Iraq is the deadliest place on earth for journalists. The Committee to Protect Journalists has confirmed that 2006 is the fourth year in a row that the country has “won” this tragic award. Far too few journalists seem to care, however (and the US government cares even less):
When you step off the elevator at the Reuters news offices in Washington, D.C., you see a large book sitting on a wooden stand. Each entry describes a Reuters journalist killed in the line of duty. Such as Taras Protsyuk. The veteran Ukrainian cameraman was killed on April 8, 2003, the day before the U.S. seized Baghdad. Protsyuk was on the balcony of the Palestine Hotel when a U.S. tank positioned itself on the al-Jumhuriyah bridge and, as people watched in horror, unleashed a round into the side of the building. The hotel was known for housing hundreds of unembedded reporters. Protsyuk was killed instantly. Jose Couso, a cameraman for the Spanish network Telecinco, was filming from the balcony below. He was also killed.
The difference between the responses by the mainstream media in the United States versus Europe was stunning. While in this country there was hardly a peep of protest, Spanish journalists engaged in a one-day strike. From the elite journalists down to the technicians, they laid down their cables, cameras and pens. They refused to record the words of then-Spanish Prime Minister Jose Maria Aznar, who joined British Prime Minister Tony Blair and President Bush in supporting the war. When Aznar came into parliament, they piled their equipment at the front of the room and turned their backs on him. Photographers refused to take his picture and instead held up a photo of their slain colleague. At a news conference in Madrid with British Foreign Secretary Jack Straw, Spanish reporters walked out in protest. Later, hundreds of journalists, camera people and technicians marched on the U.S. embassy in Madrid, chanting “Murderer, murderer.”

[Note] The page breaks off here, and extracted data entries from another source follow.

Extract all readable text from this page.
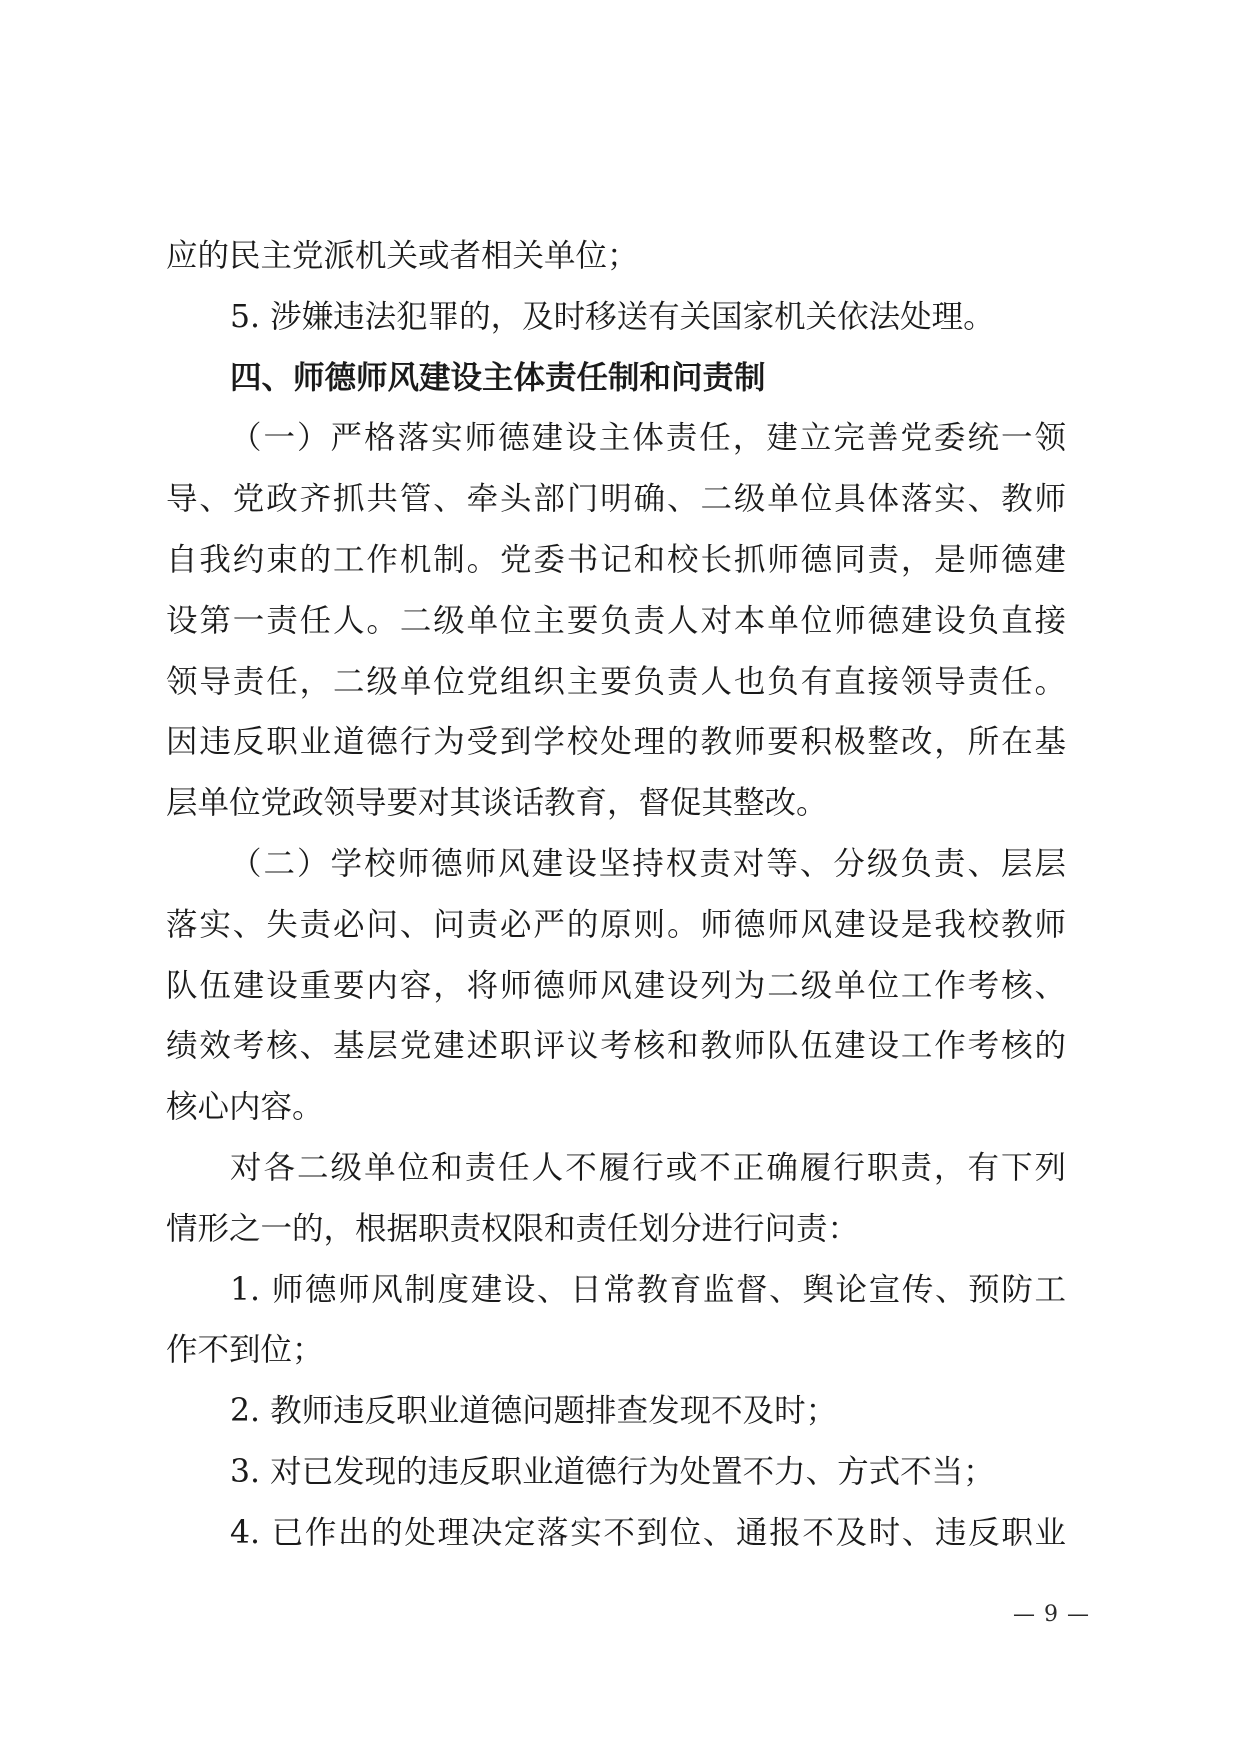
应的民主党派机关或者相关单位；
5. 涉嫌违法犯罪的，及时移送有关国家机关依法处理。
四、师德师风建设主体责任制和问责制
（一）严格落实师德建设主体责任，建立完善党委统一领
导、党政齐抓共管、牵头部门明确、二级单位具体落实、教师
自我约束的工作机制。党委书记和校长抓师德同责，是师德建
设第一责任人。二级单位主要负责人对本单位师德建设负直接
领导责任，二级单位党组织主要负责人也负有直接领导责任。
因违反职业道德行为受到学校处理的教师要积极整改，所在基
层单位党政领导要对其谈话教育，督促其整改。
（二）学校师德师风建设坚持权责对等、分级负责、层层
落实、失责必问、问责必严的原则。师德师风建设是我校教师
队伍建设重要内容，将师德师风建设列为二级单位工作考核、
绩效考核、基层党建述职评议考核和教师队伍建设工作考核的
核心内容。
对各二级单位和责任人不履行或不正确履行职责，有下列
情形之一的，根据职责权限和责任划分进行问责：
1. 师德师风制度建设、日常教育监督、舆论宣传、预防工
作不到位；
2. 教师违反职业道德问题排查发现不及时；
3. 对已发现的违反职业道德行为处置不力、方式不当；
4. 已作出的处理决定落实不到位、通报不及时、违反职业
— 9 —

About four hours before the U.S. military opened fire on the Palestine Hotel, a U.S. warplane strafed Al-Jazeera’s Baghdad office. Reporter Tareq Ayyoub was on the roof. He died almost instantly.
When interviewed after his death, Ayyoub’s wife, Dima, said: “Hate breeds hate. The United States said they were doing this to rout out terrorism. Who is engaged in terrorism now?” This summer, she sued the U.S. government.
The family of Jose Couso has also taken action. They know the names of the three U.S. servicemen who fired on the Palestine Hotel. On Dec. 5, 2006, the Spanish Supreme Court said the men could be tried in Spanish courts, opening the possibility for indictments against the U.S. soldiers.
While many bloggers in the Middle East suffer repression and jail, how many Western journalists are campaigning for their release or freedom of speech?